Conservatives are willing to wade through the hogwash to get to some meat (In science, by its very method, this is the rule as opposed to the exception). Because conservatives -- and our Founding Fathers -- have the innate belief that, free from oppressive brainwashing, our brains actually function well.
Consider also the fact that highly specialized scientists are like a Fire Marshall. They lose site of a balanced perspective on their subject because they are to close to it. For scientists in the past, this was not the case. A Fire Marshall will demand that schools keep all of the doors closed, because it has been shown that closed doors are the single most effective safety feature regarding fires. So on the infinitesimal chance that a fire will occur, children are forced to sit in stale closed door classrooms across the country.
This overspecialization creates islands of knowledge that don't overlap, which creates a vacuum of overall scientific understanding. Like lawyers who have created a vocabulary to protect the application of law, scientists have created topic specific vocabulary that some use to protect their genre.
I am convinced, through personal experience, that scientists that really understand their subject, have no problem relating very complex ideas in plain English, transcribing topic specific vocabulary to relateable verbiage (I understand that interdepartmental use of specific language can save time when relating information between experts). A person who desires a more in-depth understanding of scientific topics can learn the vocabulary, sans the interpretations, in a short period of time.
My join date versus yours suggest the troll sits at your desk...Welcome to FreeRepublic...Now straighten your act or you won't last long.
Lest anyone think I'm down on Protestants, the Spanish Inquisition and the pogroms were each responsible for the genocidal extermination of thousands of Jews.
Genocide by definition means an attempt to kill ALL of them. I just do not see that in Germany until Hitler. I mean, Germans are totally competent people, inventive, industrius and all that and, if Martin Luther had convinced them to esterminate Jews, it would not have taken them 500 years.
The basic reality is that Luther, despite any personal failings he might have had, taught Germans and others as well to read and learn what Christ himself had said instead of relying upon the interpretations of the catholic priesthood and, once the people started doing that, then so long as Christianity prevailed in those lands there would be no fear of genocide since nothing Christ himself ever said could be interpreted that way.
It was only after Christianity had been essentially replaced with one of the great isms based upon the theory of evolution that any of these darker demons in the German psyche would ever be acted upon.
Aside from that, the story of the twentieth century involves two such great isms and not just one.
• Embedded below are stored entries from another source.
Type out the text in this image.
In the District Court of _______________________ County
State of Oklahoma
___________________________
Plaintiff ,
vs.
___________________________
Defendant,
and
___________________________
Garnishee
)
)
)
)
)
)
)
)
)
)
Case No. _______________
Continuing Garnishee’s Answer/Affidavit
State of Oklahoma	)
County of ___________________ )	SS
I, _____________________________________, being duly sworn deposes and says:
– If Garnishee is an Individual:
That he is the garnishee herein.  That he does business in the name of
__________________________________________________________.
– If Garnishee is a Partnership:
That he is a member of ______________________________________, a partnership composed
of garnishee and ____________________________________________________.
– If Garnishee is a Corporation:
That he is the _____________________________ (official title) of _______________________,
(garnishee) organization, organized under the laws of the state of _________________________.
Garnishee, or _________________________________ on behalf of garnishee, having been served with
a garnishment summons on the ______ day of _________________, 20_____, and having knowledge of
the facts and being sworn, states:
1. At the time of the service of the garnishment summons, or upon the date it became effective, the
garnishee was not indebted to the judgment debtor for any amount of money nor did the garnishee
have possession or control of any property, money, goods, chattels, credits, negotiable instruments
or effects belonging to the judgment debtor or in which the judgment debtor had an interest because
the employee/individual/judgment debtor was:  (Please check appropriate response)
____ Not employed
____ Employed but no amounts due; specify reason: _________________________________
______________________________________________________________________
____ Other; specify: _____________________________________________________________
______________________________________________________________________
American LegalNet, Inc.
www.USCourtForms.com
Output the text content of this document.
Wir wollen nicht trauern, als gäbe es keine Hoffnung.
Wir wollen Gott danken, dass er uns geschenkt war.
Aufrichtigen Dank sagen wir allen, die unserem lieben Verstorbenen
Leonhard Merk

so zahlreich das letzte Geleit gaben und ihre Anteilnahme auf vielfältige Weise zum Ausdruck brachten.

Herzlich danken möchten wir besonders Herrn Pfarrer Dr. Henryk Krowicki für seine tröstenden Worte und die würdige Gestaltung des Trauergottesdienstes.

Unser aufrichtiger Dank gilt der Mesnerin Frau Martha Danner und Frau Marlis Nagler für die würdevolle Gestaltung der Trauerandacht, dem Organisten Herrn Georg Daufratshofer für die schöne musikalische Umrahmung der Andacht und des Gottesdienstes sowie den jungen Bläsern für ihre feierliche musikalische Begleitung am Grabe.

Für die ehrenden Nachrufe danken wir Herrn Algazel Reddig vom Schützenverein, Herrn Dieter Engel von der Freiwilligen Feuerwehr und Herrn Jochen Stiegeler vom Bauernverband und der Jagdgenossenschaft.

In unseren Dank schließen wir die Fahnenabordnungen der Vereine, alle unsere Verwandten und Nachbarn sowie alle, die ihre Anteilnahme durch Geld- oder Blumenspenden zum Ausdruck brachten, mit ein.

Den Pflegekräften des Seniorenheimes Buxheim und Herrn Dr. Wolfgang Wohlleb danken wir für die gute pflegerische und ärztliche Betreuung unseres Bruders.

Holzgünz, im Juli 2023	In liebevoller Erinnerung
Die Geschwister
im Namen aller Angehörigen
The communists outdid the nazis in sheer numbers of victims and the other really big "holocaust" of the twentieth century was the commie holocaust against Christian Russia and the Ukraine and the artificial famines and, for whatever it's worth, an awful lot of the commie officials involved in such affairs were Jews and everybody in Europe knew about that, and the backlash from all that was added to any animosity towards Jews which might have been leftover from Martin Luther. In other words, Jews caught a sort of a double whammie from Charles Darwin in the twentieth century.
The hate spouted here by the purported "Christians" boggles my mind. They put down other religions, damn strict bible literalists to hell and advocate teaching matters of faith as fact in public classrooms. When you disagree they call you a troll and threaten to have you banned. So much for friendly discussion and debate on an internet forum. Some of the people here are getting as rabid, intolerant and out of touch with reality as DU and just as ridiculous.
And you're calling ME a hate monger??????
You should google Christian Social Movement in Austria before you embarrass yourself further.
Complete failure to expound on your bizarre contention that quantum theory has not advanced for the last 150 years noted.
Continuing failure to name a single achievement of modern creation science noted.
Further repetition of fallacious "great dead scientists who were creationists" argument noted.
Continuing failure to correct errors on your profile page noted.